The Internet lets you communicate instantly, tap vast knowledge, watch news unfold, run a business -- you name it and the Net is your servant.
But could it become your master?
Psychology professor Kimberly Young, Psy.D., of the University of Pittsburgh at Bradford, began studying Internet addiction after a friend sought help with her husband's online activities.

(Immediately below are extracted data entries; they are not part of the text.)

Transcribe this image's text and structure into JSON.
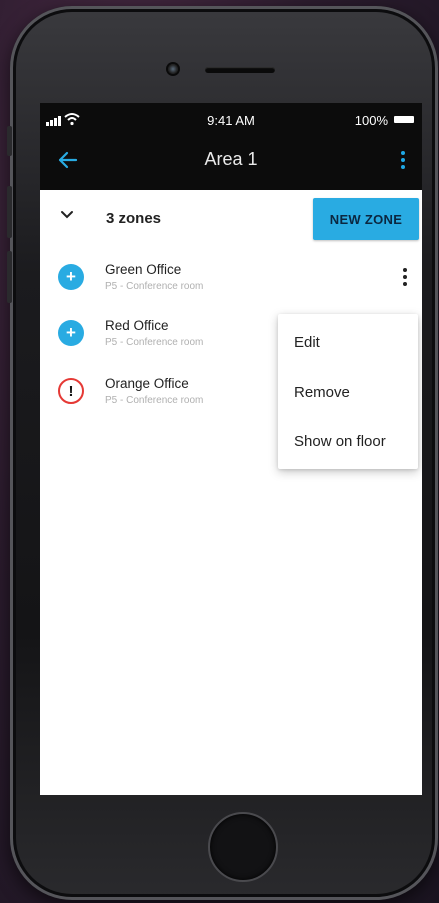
{
  "status": {
    "time": "9:41 AM",
    "battery": "100%"
  },
  "nav": {
    "title": "Area 1"
  },
  "zones": {
    "count_label": "3 zones",
    "new_button": "NEW ZONE"
  },
  "items": [
    {
      "name": "Green Office",
      "sub": "P5 - Conference room",
      "icon": "plus-icon"
    },
    {
      "name": "Red Office",
      "sub": "P5 - Conference room",
      "icon": "plus-icon"
    },
    {
      "name": "Orange Office",
      "sub": "P5 - Conference room",
      "icon": "warning-icon"
    }
  ],
  "menu": {
    "edit": "Edit",
    "remove": "Remove",
    "show_on_floor": "Show on floor"
  },
  "colors": {
    "accent": "#29abe2",
    "warning": "#e53935",
    "topbar": "#0c0c0c"
  }
}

"The husband's actions -- the preoccupation with being online, his lying about the amount of time in front of the computer, the extreme moodiness, and his avoidance of family and friends -- were all traits common to addictive behavior," says Dr. Young, founder of the Center for Online and Internet Addiction. In one survey, "6 percent of the respondents met the criteria for compulsive Internet use and over 30 percent reported that they were using the Net to escape from negative feelings," she says. "The vast majority admitted that while online they lost track of time, felt extremely uninhibited and were more likely to be intimate with another person than in a face-to-face relationship."
Some other experts doubt that Internet addiction poses much of a threat.
"The Internet is merely a tool, not a saint or a villain," says New York psychologist Michael Fenichel, Ph.D., founder of the International Society for Mental Health Online. The danger, he says, lies in some people's inability to separate themselves from the Internet's offer of freedom, knowledge and self-gratification.